Tom Crist, a lawyer, wrote a defense of Donald Trump and blasted the Manhattan DA’s case against him as “wrong” on the law and self-contradictory in its alleged facts in an article at The Federalist. The general basis of the article is that any reasonable person ought to find that the Statutes of Limitations, contrary to Alvin Bragg’s claim, has passed to press such a case against the former president and that Mr. Bragg has no case in general.
Mr. Crist excoriated the DA’s office as checking “some of their basic knowledge of the law at the door” in his piece. He noted that the Statute of Limitations in New York holds that misdemeanors must be prosecuted within 2 years and felonies within 5 years. The case against Trump is elevating an alleged misdemeanor into a felony in order to achieve “the left’s fever dream for Trump” of jailing the Republican. Crist then lists all the governmental agencies from the Federal Elections Commission to federal prosecutors who passed on the chance to charge Trump with said crimes. Still, Bragg charging Mr. Trump in 2023 is a problem given that more than 5 years have elapsed since 2016 (or 2017).
Crist then asked how may Bragg circumvent this fact. Bragg may argue that the time Trump spent in the White House in Washington DC and his switch of residency to Florida in 2019 meant that the statute can be extended. Crist writes that “[t]his is dreaming and relies on only part of the statute while ignoring the rest.
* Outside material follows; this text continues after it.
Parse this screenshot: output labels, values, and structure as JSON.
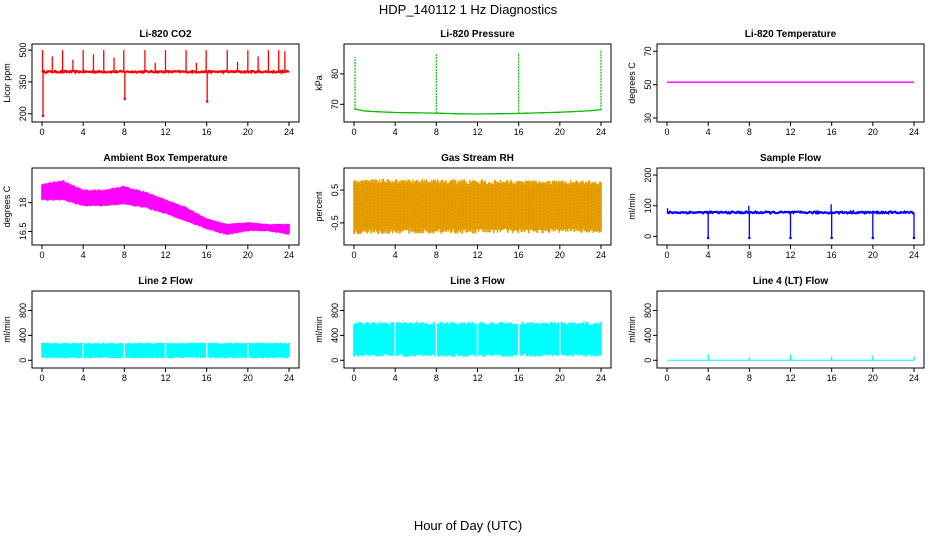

New York law, in fact, addresses this concept in its Rules of Criminal Procedure, which provide that if the defendant was ‘continuously outside’ the state or ‘the whereabouts of the defendant were continuously unknown and continuously unascertainable by the exercise of reasonable diligence,’ the time for the state to bring charges against a person may be extended.”
In effect, only if Trump had fled Manhattan, avoided extradition until the Statute of Limitations expired by continuously staying out of Manhattan, and then came back to Manhattan would Bragg have a case to extend the timeline to indict Trump. Yet, as Crist rightly argued “He [Trump] was not hiding from anyone. He did not evade Bragg…Trump routinely visited New York City over the last several years and maintains at least one home and business assets there. If Bragg could not figure out where Trump was from 2016 to 2022, he has bigger problems than this weak indictment.”
The lawyer added that “Based on Bragg’s own timeline in the indictment he prepared, the charges he has conferred against Trump are time-barred with no basis for leeway.”
Mr. Crist noted that Bragg’s theory that “bookkeeping fraud influenced the 2016 election” is absurd given that “the indictment contends the fraudulent ledger entry occurred in 2017, post-election. A person cannot retroactively affect an election.”
Mr. Crist revealed that Bragg was caught by his own contradictions. “On one hand, Bragg has alleged a factually unprovable charge (a post-election, election interference) to try to reach a more favorable time limit for charges. On the other, he has charged crimes that are plainly time-barred based on the chronology he wrote and published. Either way, he loses badly. The push and pull are tearing apart Bragg’s indictment, leaving him nothing on which to proceed” wrote the lawyer.
The Trump indictment and possible conviction on such weak charges are symbolic of “a dual system of justice controlled by the left.” An honest judge given this set of facts ought to have no trouble in dismissing the case. It sadly remains to be seen whether honest justice can prevail.